The second objective of our study was to identify factors associated with poor knowledge and unfavorable attitudes. Participants who could not read and write were more likely to have poor knowledge as compared with college and above graduates and this was supported by study conducted in Jordan [31], systematic review study done in different countries [35,36,37,38,39] and other study done in Nigeria [40], Sudan [28] and Ethiopia [8]. The possible explanation might be due to the difference in the educational level which affects their ability to understand and perceive epilepsy.

Other factors which were associated with poor knowledge were absence of history of living with epileptic patient, poor attitude, stigma related to epilepsy and age range of 18–28 and 29–36. This finding was also supported by study in Ethiopia [8] and other systematic study conducted from Asian countries in which individual who have no experience of contact with epilepsy have poor knowledge [13].

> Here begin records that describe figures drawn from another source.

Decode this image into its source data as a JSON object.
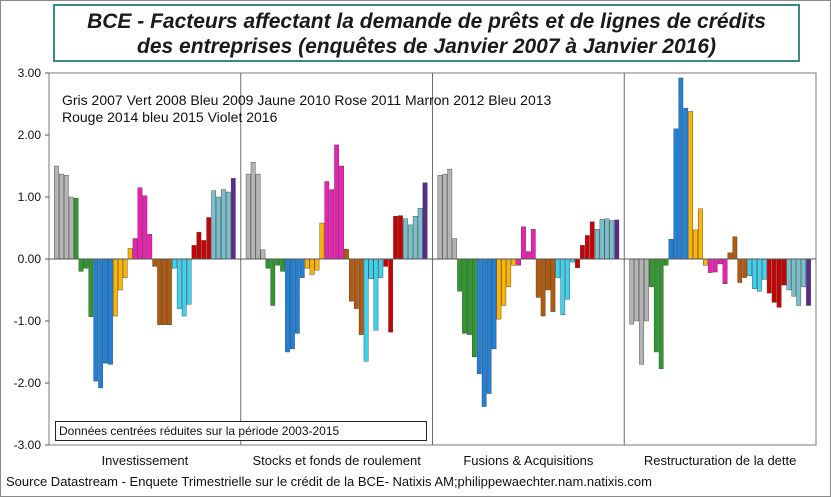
{
  "chart_data": {
    "type": "bar",
    "title_line1": "BCE - Facteurs affectant la demande de prêts et de lignes de crédits",
    "title_line2": "des entreprises (enquêtes de Janvier 2007 à Janvier 2016)",
    "legend_line1": "Gris 2007 Vert 2008 Bleu 2009 Jaune 2010 Rose 2011 Marron 2012 Bleu 2013",
    "legend_line2": "Rouge 2014 bleu 2015 Violet 2016",
    "note": "Données centrées réduites sur la période 2003-2015",
    "source": "Source Datastream - Enquete Trimestrielle sur le crédit de la BCE- Natixis AM;philippewaechter.nam.natixis.com",
    "ylim": [
      -3.0,
      3.0
    ],
    "yticks": [
      "3.00",
      "2.00",
      "1.00",
      "0.00",
      "-1.00",
      "-2.00",
      "-3.00"
    ],
    "ytick_values": [
      3,
      2,
      1,
      0,
      -1,
      -2,
      -3
    ],
    "categories": [
      "Investissement",
      "Stocks et fonds de roulement",
      "Fusions & Acquisitions",
      "Restructuration de la dette"
    ],
    "series": [
      {
        "name": "2007",
        "color": "#b4b4b4",
        "values": [
          [
            1.5,
            1.37,
            1.35,
            1.0
          ],
          [
            1.37,
            1.56,
            1.37,
            0.15
          ],
          [
            1.35,
            1.37,
            1.45,
            0.33
          ],
          [
            -1.05,
            -1.0,
            -1.7,
            -1.0
          ]
        ]
      },
      {
        "name": "2008",
        "color": "#2e9a2e",
        "values": [
          [
            0.98,
            -0.2,
            -0.15,
            -0.93
          ],
          [
            -0.15,
            -0.75,
            -0.1,
            -0.2
          ],
          [
            -0.52,
            -1.2,
            -1.22,
            -1.58
          ],
          [
            -0.45,
            -1.5,
            -1.77,
            -0.1
          ]
        ]
      },
      {
        "name": "2009",
        "color": "#1e82dc",
        "values": [
          [
            -1.97,
            -2.08,
            -1.68,
            -1.7
          ],
          [
            -1.5,
            -1.45,
            -1.2,
            -0.3
          ],
          [
            -1.85,
            -2.38,
            -2.17,
            -1.45
          ],
          [
            0.32,
            2.1,
            2.92,
            2.43
          ]
        ]
      },
      {
        "name": "2010",
        "color": "#ffb400",
        "values": [
          [
            -0.92,
            -0.5,
            -0.3,
            0.17
          ],
          [
            -0.15,
            -0.25,
            -0.18,
            0.58
          ],
          [
            -0.97,
            -0.75,
            -0.45,
            -0.1
          ],
          [
            2.38,
            0.47,
            0.81,
            -0.1
          ]
        ]
      },
      {
        "name": "2011",
        "color": "#f01eb4",
        "values": [
          [
            0.33,
            1.15,
            1.02,
            0.4
          ],
          [
            1.25,
            1.12,
            1.84,
            1.5
          ],
          [
            -0.1,
            0.52,
            0.12,
            0.48
          ],
          [
            -0.22,
            -0.21,
            -0.08,
            -0.4
          ]
        ]
      },
      {
        "name": "2012",
        "color": "#b45a0a",
        "values": [
          [
            -0.12,
            -1.06,
            -1.06,
            -1.06
          ],
          [
            0.16,
            -0.68,
            -0.8,
            -1.22
          ],
          [
            -0.62,
            -0.92,
            -0.5,
            -0.85
          ],
          [
            0.1,
            0.36,
            -0.38,
            -0.3
          ]
        ]
      },
      {
        "name": "2013",
        "color": "#3cd2f0",
        "values": [
          [
            -0.15,
            -0.8,
            -0.92,
            -0.73
          ],
          [
            -1.65,
            -0.32,
            -1.15,
            -0.3
          ],
          [
            -0.3,
            -0.9,
            -0.65,
            -0.05
          ],
          [
            -0.27,
            -0.48,
            -0.52,
            -0.33
          ]
        ]
      },
      {
        "name": "2014",
        "color": "#cc0000",
        "values": [
          [
            0.22,
            0.43,
            0.3,
            0.67
          ],
          [
            -0.12,
            -1.18,
            0.69,
            0.7
          ],
          [
            -0.14,
            0.22,
            0.38,
            0.6
          ],
          [
            -0.55,
            -0.7,
            -0.78,
            -0.42
          ]
        ]
      },
      {
        "name": "2015",
        "color": "#78c0cc",
        "values": [
          [
            1.1,
            1.0,
            1.12,
            1.08
          ],
          [
            0.65,
            0.55,
            0.69,
            0.82
          ],
          [
            0.48,
            0.64,
            0.65,
            0.62
          ],
          [
            -0.5,
            -0.6,
            -0.75,
            -0.45
          ]
        ]
      },
      {
        "name": "2016",
        "color": "#5a2a8c",
        "values": [
          [
            1.3
          ],
          [
            1.23
          ],
          [
            0.63
          ],
          [
            -0.75
          ]
        ]
      }
    ]
  }
}
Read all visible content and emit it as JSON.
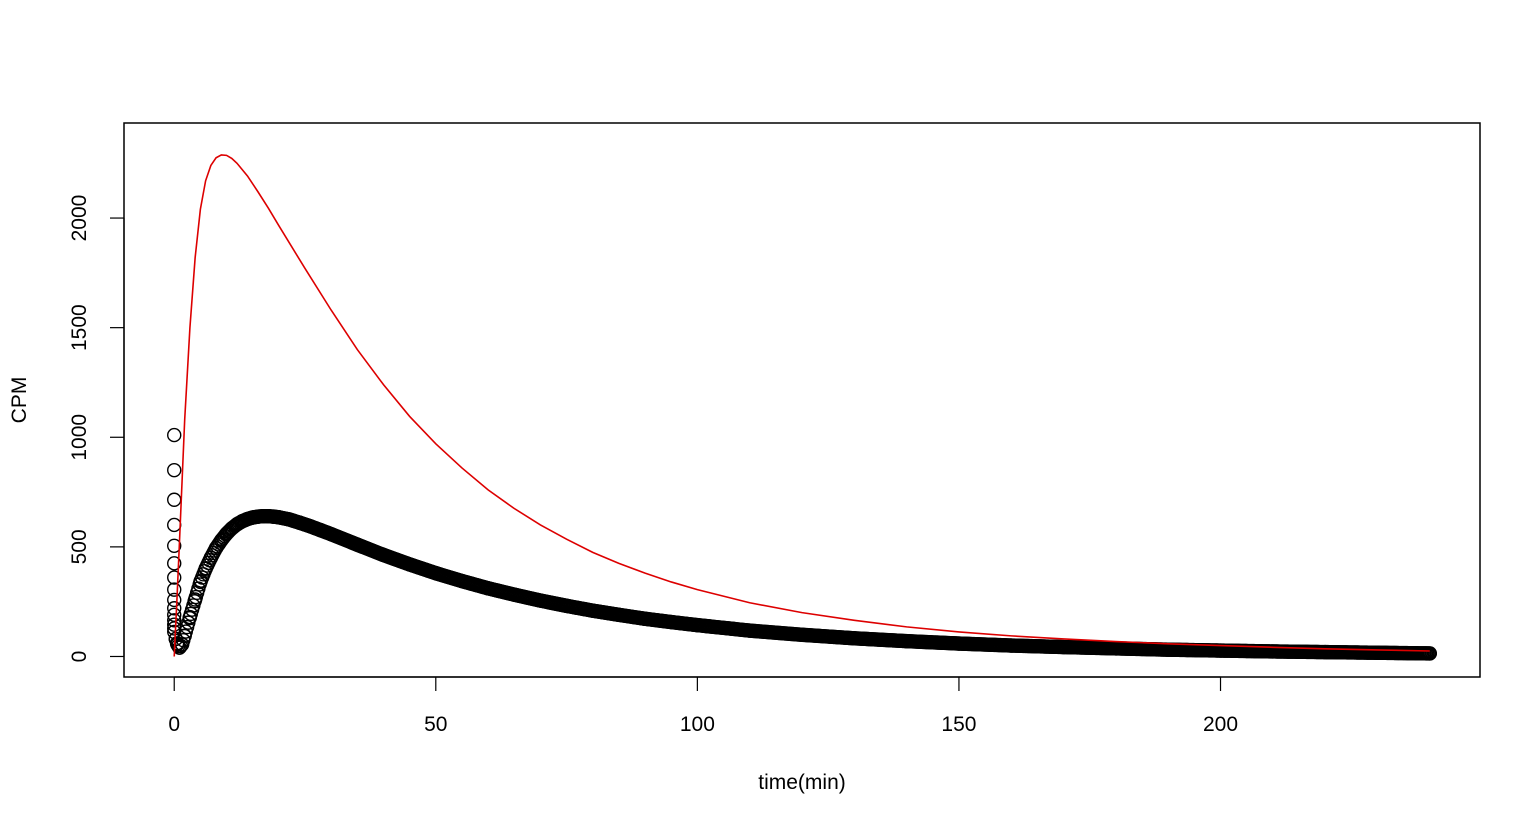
{
  "chart_data": {
    "type": "scatter",
    "title": "",
    "xlabel": "time(min)",
    "ylabel": "CPM",
    "xlim": [
      -9.6,
      249.6
    ],
    "ylim": [
      -93.6,
      2433.6
    ],
    "x_ticks": [
      0,
      50,
      100,
      150,
      200
    ],
    "x_tick_labels": [
      "0",
      "50",
      "100",
      "150",
      "200"
    ],
    "y_ticks": [
      0,
      500,
      1000,
      1500,
      2000
    ],
    "y_tick_labels": [
      "0",
      "500",
      "1000",
      "1500",
      "2000"
    ],
    "grid": false,
    "legend": "none",
    "colors": {
      "points": "#000000",
      "fitted_curve": "#dd0000",
      "frame": "#000000"
    },
    "series": [
      {
        "type": "scatter",
        "marker": "open-circle",
        "color": "#000000",
        "points": [
          [
            0,
            1010
          ],
          [
            0,
            850
          ],
          [
            0,
            715
          ],
          [
            0,
            600
          ],
          [
            0,
            505
          ],
          [
            0,
            425
          ],
          [
            0,
            360
          ],
          [
            0,
            305
          ],
          [
            0,
            258
          ],
          [
            0,
            220
          ],
          [
            0,
            190
          ],
          [
            0,
            165
          ],
          [
            0,
            145
          ],
          [
            0,
            128
          ],
          [
            0,
            112
          ],
          [
            0.3,
            80
          ],
          [
            0.6,
            55
          ],
          [
            1,
            40
          ],
          [
            1.5,
            55
          ],
          [
            2,
            95
          ],
          [
            3,
            180
          ],
          [
            4,
            260
          ],
          [
            5,
            340
          ],
          [
            6,
            400
          ],
          [
            7,
            450
          ],
          [
            8,
            495
          ],
          [
            9,
            530
          ],
          [
            10,
            560
          ],
          [
            11,
            584
          ],
          [
            12,
            603
          ],
          [
            13,
            617
          ],
          [
            14,
            627
          ],
          [
            15,
            634
          ],
          [
            16,
            638
          ],
          [
            17,
            640
          ],
          [
            18,
            640
          ],
          [
            19,
            638
          ],
          [
            20,
            635
          ],
          [
            22,
            625
          ],
          [
            24,
            610
          ],
          [
            26,
            594
          ],
          [
            28,
            576
          ],
          [
            30,
            558
          ],
          [
            35,
            510
          ],
          [
            40,
            463
          ],
          [
            45,
            420
          ],
          [
            50,
            380
          ],
          [
            55,
            344
          ],
          [
            60,
            311
          ],
          [
            65,
            282
          ],
          [
            70,
            255
          ],
          [
            75,
            231
          ],
          [
            80,
            209
          ],
          [
            85,
            190
          ],
          [
            90,
            172
          ],
          [
            95,
            157
          ],
          [
            100,
            143
          ],
          [
            110,
            118
          ],
          [
            120,
            99
          ],
          [
            130,
            83
          ],
          [
            140,
            70
          ],
          [
            150,
            59
          ],
          [
            160,
            50
          ],
          [
            170,
            43
          ],
          [
            180,
            37
          ],
          [
            190,
            31
          ],
          [
            200,
            27
          ],
          [
            210,
            23
          ],
          [
            220,
            20
          ],
          [
            230,
            17
          ],
          [
            240,
            14
          ]
        ]
      },
      {
        "type": "line",
        "color": "#dd0000",
        "points": [
          [
            0,
            0
          ],
          [
            0.5,
            250
          ],
          [
            1,
            520
          ],
          [
            1.5,
            800
          ],
          [
            2,
            1080
          ],
          [
            3,
            1500
          ],
          [
            4,
            1820
          ],
          [
            5,
            2040
          ],
          [
            6,
            2170
          ],
          [
            7,
            2240
          ],
          [
            8,
            2275
          ],
          [
            9,
            2288
          ],
          [
            10,
            2286
          ],
          [
            11,
            2272
          ],
          [
            12,
            2250
          ],
          [
            14,
            2192
          ],
          [
            16,
            2120
          ],
          [
            18,
            2045
          ],
          [
            20,
            1965
          ],
          [
            25,
            1770
          ],
          [
            30,
            1580
          ],
          [
            35,
            1400
          ],
          [
            40,
            1240
          ],
          [
            45,
            1095
          ],
          [
            50,
            970
          ],
          [
            55,
            860
          ],
          [
            60,
            760
          ],
          [
            65,
            675
          ],
          [
            70,
            600
          ],
          [
            75,
            535
          ],
          [
            80,
            475
          ],
          [
            85,
            425
          ],
          [
            90,
            380
          ],
          [
            95,
            340
          ],
          [
            100,
            305
          ],
          [
            110,
            245
          ],
          [
            120,
            200
          ],
          [
            130,
            165
          ],
          [
            140,
            135
          ],
          [
            150,
            112
          ],
          [
            160,
            94
          ],
          [
            170,
            80
          ],
          [
            180,
            68
          ],
          [
            190,
            58
          ],
          [
            200,
            50
          ],
          [
            210,
            42
          ],
          [
            220,
            35
          ],
          [
            230,
            30
          ],
          [
            240,
            25
          ]
        ]
      }
    ]
  }
}
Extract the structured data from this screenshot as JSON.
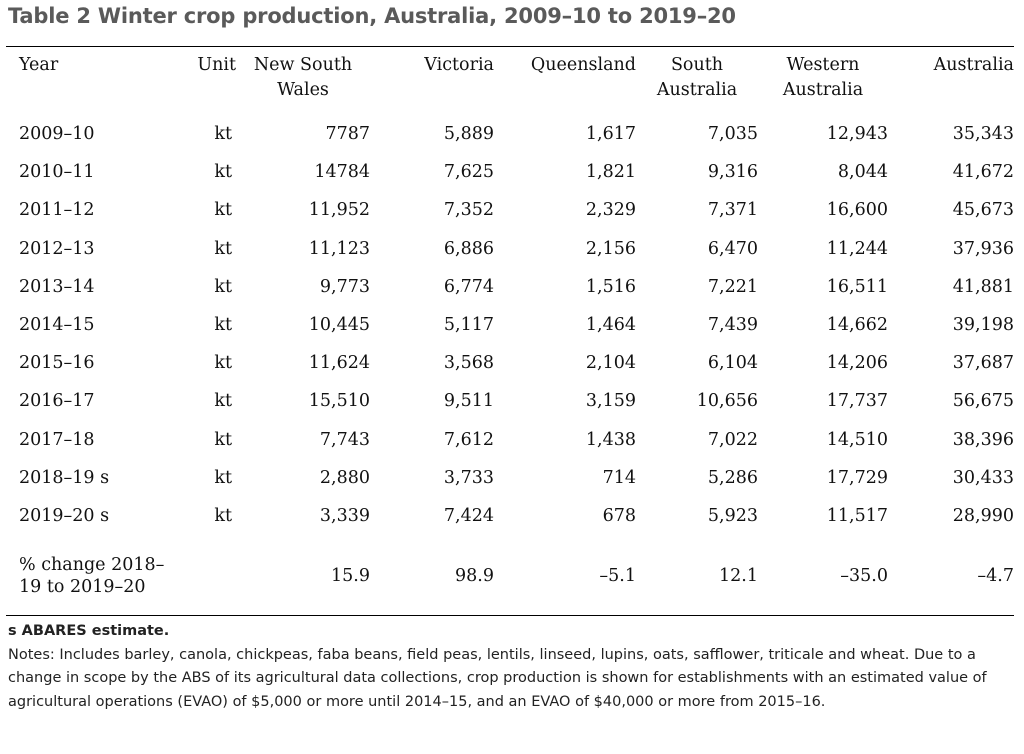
{
  "title": "Table 2 Winter crop production, Australia, 2009–10 to 2019–20",
  "columns": {
    "year": "Year",
    "unit": "Unit",
    "nsw": [
      "New South",
      "Wales"
    ],
    "vic": "Victoria",
    "qld": "Queensland",
    "sa": [
      "South",
      "Australia"
    ],
    "wa": [
      "Western",
      "Australia"
    ],
    "aus": "Australia"
  },
  "rows": [
    {
      "year": "2009–10",
      "unit": "kt",
      "nsw": "7787",
      "vic": "5,889",
      "qld": "1,617",
      "sa": "7,035",
      "wa": "12,943",
      "aus": "35,343"
    },
    {
      "year": "2010–11",
      "unit": "kt",
      "nsw": "14784",
      "vic": "7,625",
      "qld": "1,821",
      "sa": "9,316",
      "wa": "8,044",
      "aus": "41,672"
    },
    {
      "year": "2011–12",
      "unit": "kt",
      "nsw": "11,952",
      "vic": "7,352",
      "qld": "2,329",
      "sa": "7,371",
      "wa": "16,600",
      "aus": "45,673"
    },
    {
      "year": "2012–13",
      "unit": "kt",
      "nsw": "11,123",
      "vic": "6,886",
      "qld": "2,156",
      "sa": "6,470",
      "wa": "11,244",
      "aus": "37,936"
    },
    {
      "year": "2013–14",
      "unit": "kt",
      "nsw": "9,773",
      "vic": "6,774",
      "qld": "1,516",
      "sa": "7,221",
      "wa": "16,511",
      "aus": "41,881"
    },
    {
      "year": "2014–15",
      "unit": "kt",
      "nsw": "10,445",
      "vic": "5,117",
      "qld": "1,464",
      "sa": "7,439",
      "wa": "14,662",
      "aus": "39,198"
    },
    {
      "year": "2015–16",
      "unit": "kt",
      "nsw": "11,624",
      "vic": "3,568",
      "qld": "2,104",
      "sa": "6,104",
      "wa": "14,206",
      "aus": "37,687"
    },
    {
      "year": "2016–17",
      "unit": "kt",
      "nsw": "15,510",
      "vic": "9,511",
      "qld": "3,159",
      "sa": "10,656",
      "wa": "17,737",
      "aus": "56,675"
    },
    {
      "year": "2017–18",
      "unit": "kt",
      "nsw": "7,743",
      "vic": "7,612",
      "qld": "1,438",
      "sa": "7,022",
      "wa": "14,510",
      "aus": "38,396"
    },
    {
      "year": "2018–19 s",
      "unit": "kt",
      "nsw": "2,880",
      "vic": "3,733",
      "qld": "714",
      "sa": "5,286",
      "wa": "17,729",
      "aus": "30,433"
    },
    {
      "year": "2019–20 s",
      "unit": "kt",
      "nsw": "3,339",
      "vic": "7,424",
      "qld": "678",
      "sa": "5,923",
      "wa": "11,517",
      "aus": "28,990"
    }
  ],
  "change_row": {
    "label": "% change 2018–19 to 2019–20",
    "unit": "",
    "nsw": "15.9",
    "vic": "98.9",
    "qld": "–5.1",
    "sa": "12.1",
    "wa": "–35.0",
    "aus": "–4.7"
  },
  "notes": {
    "estimate": "s ABARES estimate.",
    "body": "Notes: Includes barley, canola, chickpeas, faba beans, field peas, lentils, linseed, lupins, oats, safflower, triticale and wheat. Due to a change in scope by the ABS of its agricultural data collections, crop production is shown for establishments with an estimated value of agricultural operations (EVAO) of $5,000 or more until 2014–15, and an EVAO of $40,000 or more from 2015–16."
  }
}
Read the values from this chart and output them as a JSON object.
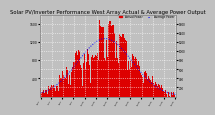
{
  "title": "Solar PV/Inverter Performance West Array Actual & Average Power Output",
  "title_fontsize": 3.8,
  "bg_color": "#c0c0c0",
  "plot_bg_color": "#c0c0c0",
  "bar_color": "#dd0000",
  "avg_line_color": "#0000ff",
  "grid_color": "#ffffff",
  "text_color": "#000000",
  "ylim": [
    0,
    1800
  ],
  "yticks_left": [
    400,
    800,
    1200,
    1600
  ],
  "yticks_right": [
    200,
    400,
    600,
    800,
    1000,
    1200,
    1400,
    1600
  ],
  "num_bars": 144,
  "legend_actual_color": "#dd0000",
  "legend_avg_color": "#0000ff",
  "legend_actual_label": "Actual Power",
  "legend_avg_label": "Average Power"
}
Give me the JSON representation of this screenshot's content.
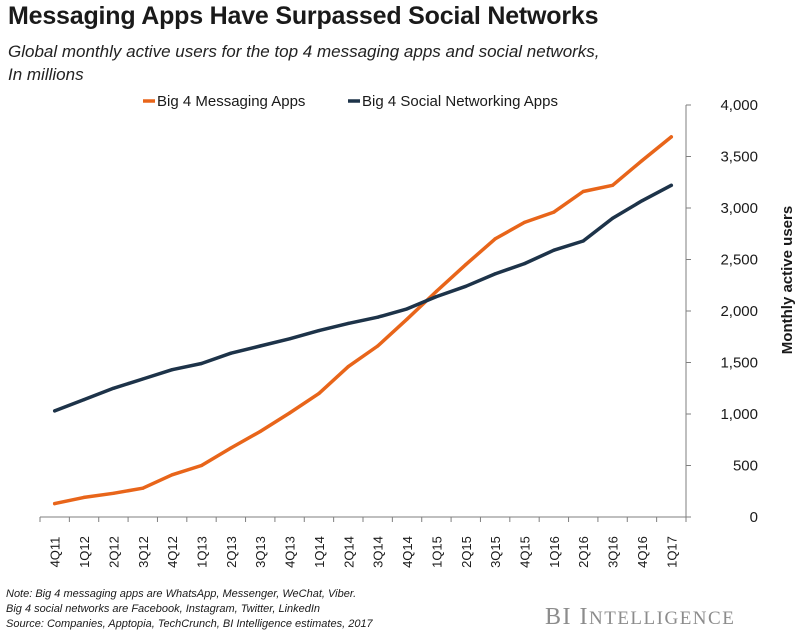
{
  "header": {
    "title": "Messaging Apps Have Surpassed Social Networks",
    "subtitle_line1": "Global monthly active users for the top 4 messaging apps and social networks,",
    "subtitle_line2": "In millions"
  },
  "footer": {
    "note1": "Note: Big 4 messaging apps are WhatsApp, Messenger, WeChat, Viber.",
    "note2": "Big 4 social networks are Facebook, Instagram, Twitter, LinkedIn",
    "source": "Source: Companies,  Apptopia, TechCrunch,  BI Intelligence estimates, 2017",
    "brand_bi": "BI ",
    "brand_i": "I",
    "brand_rest": "NTELLIGENCE"
  },
  "colors": {
    "messaging": "#E8651A",
    "social": "#1D3349",
    "axis": "#7f7f7f",
    "brand": "#8c8c8c"
  },
  "chart_data": {
    "type": "line",
    "title": "",
    "xlabel": "",
    "ylabel": "Monthly active users",
    "ylim": [
      0,
      4000
    ],
    "yticks": [
      "0",
      "500",
      "1,000",
      "1,500",
      "2,000",
      "2,500",
      "3,000",
      "3,500",
      "4,000"
    ],
    "ytick_values": [
      0,
      500,
      1000,
      1500,
      2000,
      2500,
      3000,
      3500,
      4000
    ],
    "grid": false,
    "legend_position": "top",
    "categories": [
      "4Q11",
      "1Q12",
      "2Q12",
      "3Q12",
      "4Q12",
      "1Q13",
      "2Q13",
      "3Q13",
      "4Q13",
      "1Q14",
      "2Q14",
      "3Q14",
      "4Q14",
      "1Q15",
      "2Q15",
      "3Q15",
      "4Q15",
      "1Q16",
      "2Q16",
      "3Q16",
      "4Q16",
      "1Q17"
    ],
    "series": [
      {
        "name": "Big 4 Messaging Apps",
        "color": "#E8651A",
        "values": [
          130,
          190,
          230,
          280,
          410,
          500,
          670,
          830,
          1010,
          1200,
          1460,
          1660,
          1920,
          2190,
          2450,
          2700,
          2860,
          2960,
          3160,
          3220,
          3460,
          3690
        ]
      },
      {
        "name": "Big 4 Social Networking Apps",
        "color": "#1D3349",
        "values": [
          1030,
          1140,
          1250,
          1340,
          1430,
          1490,
          1590,
          1660,
          1730,
          1810,
          1880,
          1940,
          2020,
          2140,
          2240,
          2360,
          2460,
          2590,
          2680,
          2900,
          3070,
          3220
        ]
      }
    ]
  }
}
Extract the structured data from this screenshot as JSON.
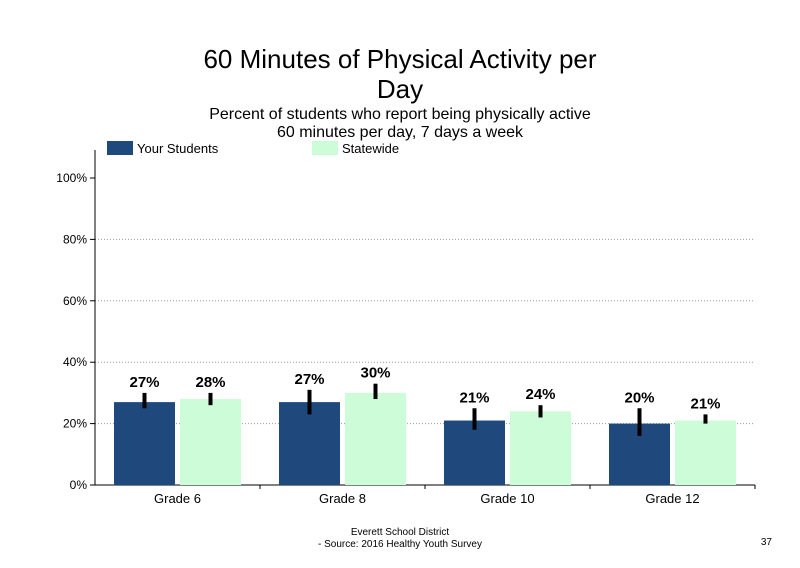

Poor knowledge, stigma related to epilepsy, considering the cause of epilepsy as God punishment for sin and being elder were associated with unfavorable attitude towards epilepsy. It was in agreement with studies conducted in Ethiopia [8], Ismailia [41], Malaysia, UK and Thailand [13, 35,36,37]. The possible reason to this might be people with epilepsy are marginalized in society as a result of negative public attitudes towards Epilepsy. Epilepsy stigma, which is prevalent in cultures and backward laws in many places throughout the world has also negative consequences in developing countries including Ethiopia [32]. In Ethiopia, elderly population living in rural communities have still limited access to education which might lead to negative belief regarding epilepsy and most community residents believe cause of epilepsy related to punishment from the God for wrong doing.

Limitations

The first limitation of this study might be due to the cross-sectional nature of study design which cannot establish the temporal relationship between the dependent variable and its associated factors. Secondly, since the data was collected by face to face interview method, it might prone to social desirability bias especially in case of epilepsy stigma. Thirdly, the definition of epilepsy within a community might not allow the possibility of outgrowing epilepsy, since epilepsy was not defined in clinical terms as a result what participants think and perceive to be epilepsy based on their experience might not be potentially epilepsy.

Conclusion

There is a gap regarding the knowledge and attitude towards epilepsy among southern Ethiopia community residents. This demonstrates a need for community educational program regarding epilepsy which can increase community awareness particularly in rural areas to decrease stigma and negative beliefs towards epilepsy. Home visit and education focusing on epilepsy should be applied by health extension workers.